I was interviewing, Richard Hatcher, the new state Wildlife Director on Thursday, when I noticed a beautiful mount of a whitetailed deer in his office.
It turns out it was Michael Crossland’s state non-typical record buck shot in Tillman County in 2004.
“What’s it doing here?” I asked
If you remember the saga of the Crossland buck, it was the subject of controversy and a court battle.
The landowner where Crossland shot the 31-point buck later claimed Crossland didn’t have permission to hunt.
He filed a misdemeanor complaint of hunting without permission against Crossland and the case went to court.
The judge dismissed the case but didn’t say why. I’m assuming it was because one of the landowner’s hired hands testified he invited Crossland to go hunting and that Crossland had no reason to believe he didn’t have permission, according to the trial transcripts.
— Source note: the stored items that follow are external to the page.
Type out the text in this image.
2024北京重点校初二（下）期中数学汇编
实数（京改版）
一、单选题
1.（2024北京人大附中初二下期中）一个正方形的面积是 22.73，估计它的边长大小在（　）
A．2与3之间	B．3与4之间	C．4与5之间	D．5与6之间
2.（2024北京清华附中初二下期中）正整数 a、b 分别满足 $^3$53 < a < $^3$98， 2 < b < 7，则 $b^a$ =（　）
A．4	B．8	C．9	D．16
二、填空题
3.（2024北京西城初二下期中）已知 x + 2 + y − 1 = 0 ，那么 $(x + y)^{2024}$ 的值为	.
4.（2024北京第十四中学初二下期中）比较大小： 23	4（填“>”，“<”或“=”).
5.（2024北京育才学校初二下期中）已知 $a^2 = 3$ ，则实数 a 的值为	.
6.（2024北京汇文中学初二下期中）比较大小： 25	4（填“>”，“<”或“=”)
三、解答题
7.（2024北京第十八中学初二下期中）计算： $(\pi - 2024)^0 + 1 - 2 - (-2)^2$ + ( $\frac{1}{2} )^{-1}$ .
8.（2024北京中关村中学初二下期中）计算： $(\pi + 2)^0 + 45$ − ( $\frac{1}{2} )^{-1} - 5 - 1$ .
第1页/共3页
The landowner claimed everyone in Tillman County knew the family didn’t allow hunting on the land without permission.
Anyway, the case didn’t end with the judge dismissing the misdemeanor charge.
The landowner, miffed by the judge’s decision, filed a civil lawsuit against Crossland, state wildlife officials said.
Crossland didn’t have the money to keep fighting it in court so it was eventually settled out of court.
Neither side wanted the other to have the rack, so to settle the lawsuit it was agreed the state Wildlife Department would keep it.
And now it hangs in the state Wildlife Director’s office. So I guess the buck stops here.